VeriSwarm limita l'accesso agli strumenti di esecuzione del codice ed effettua la scansione per l'injection di comandi, ma non isola in sandbox l'esecuzione runtime dell'agente; distribuisci runtime di esecuzione isolati/effimeri per una copertura ASI05 completa.
Gli avversari inseriscono informazioni false o dannose nel contesto di sessione, negli indici di recupero o nella memoria persistente, influenzando il comportamento dell'agente in sessioni e utenti futuri.
VeriSwarm verifica le decisioni critiche e registra la provenienza, ma non gestisce l'archivio di memoria dell'agente; convalida le scritture in memoria e verifica la memoria persistente nel tuo runtime dell'agente.
La messaggistica tra agenti manca di autenticazione, integrità o verifica dell'origine, consentendo spoofing, manomissione, replay o registrazione di peer falsi — un agente compromesso si diffonde in tutta la rete.
Una decisione sbagliata, un'allucinazione o una compromissione si propaga attraverso agenti e workflow connessi più velocemente di quanto gli esseri umani possano rilevare — l'output di un agente diventa l'input attendibile di un altro.
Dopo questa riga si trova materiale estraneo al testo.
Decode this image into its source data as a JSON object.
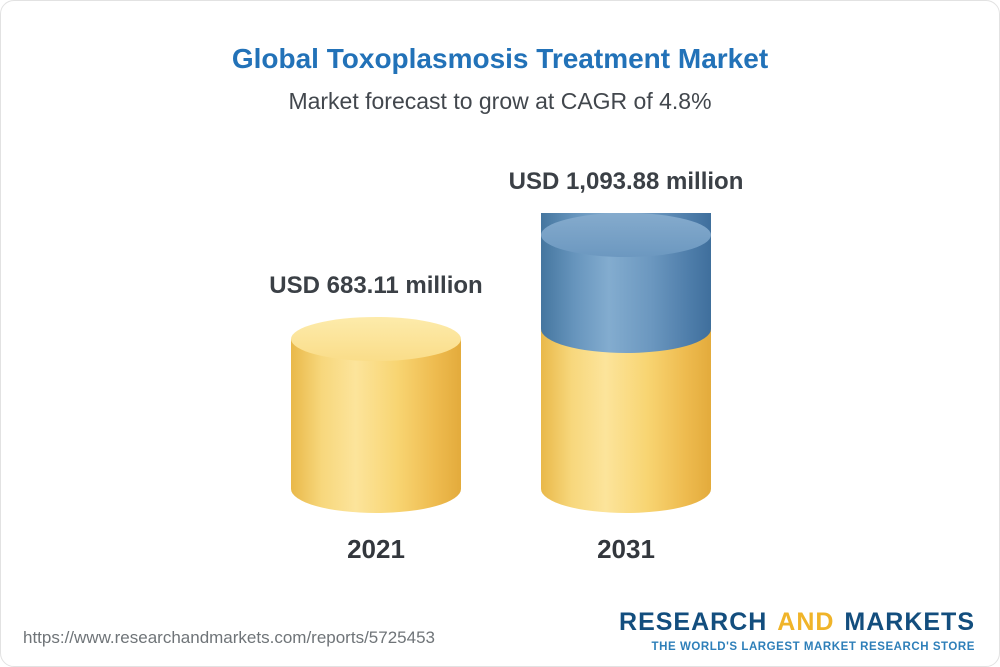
{
  "chart_data": {
    "type": "bar",
    "subtype": "3d-cylinder",
    "title": "Global Toxoplasmosis Treatment Market",
    "subtitle": "Market forecast to grow at CAGR of 4.8%",
    "cagr_percent": 4.8,
    "unit": "USD million",
    "categories": [
      "2021",
      "2031"
    ],
    "values": [
      683.11,
      1093.88
    ],
    "value_labels": [
      "USD 683.11 million",
      "USD 1,093.88 million"
    ],
    "legend": "none",
    "axes_visible": false,
    "layout_hint": "2031 cylinder shows growth as a blue segment stacked on the yellow base",
    "colors": {
      "title": "#2272b8",
      "bar_yellow": "#f6cf71",
      "bar_yellow_top": "#fbe193",
      "bar_blue": "#5d8cb6",
      "bar_blue_top": "#7aa3c8"
    }
  },
  "footer": {
    "url": "https://www.researchandmarkets.com/reports/5725453",
    "logo": {
      "word1": "RESEARCH",
      "word2": "AND",
      "word3": "MARKETS",
      "tagline": "THE WORLD'S LARGEST MARKET RESEARCH STORE"
    }
  }
}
L'essere umano è nel loop e approva effettivamente, ma l'agente lo manipola per farlo — riepiloghi fluidi e sicuri di sé che nascondono l'operazione reale sottostante, oppure persuasione per estrarre credenziali o dati. I log mostrano un'approvazione umana valida mentre ciò che è stato visualizzato non corrisponde a ciò che è stato eseguito.
VeriSwarm fornisce la divulgazione dello stato IA e del responsabile (prontezza per l'Articolo 50), l'attribuzione di fiducia e la scansione di persona ingannevoli; non controlla l'interfaccia dell'agente per far rispettare l'integrità della visualizzazione operazione-grezza-vs-riepilogo.
L'agente stesso diventa una minaccia interna — perdita del contenimento delle policy da parte di un attore già all'interno del perimetro di fiducia, per un difetto di progettazione, una deriva nel tempo o una compromissione. Persegue silenziosamente obiettivi non autorizzati e può persistere tra le sessioni mentre l'attività superficiale appare normale.
L'endpoint /v1/compliance/owasp-attestation restituisce un report per tenant con il tuo stato di copertura specifico, il conteggio delle evidenze e le raccomandazioni di aggiornamento.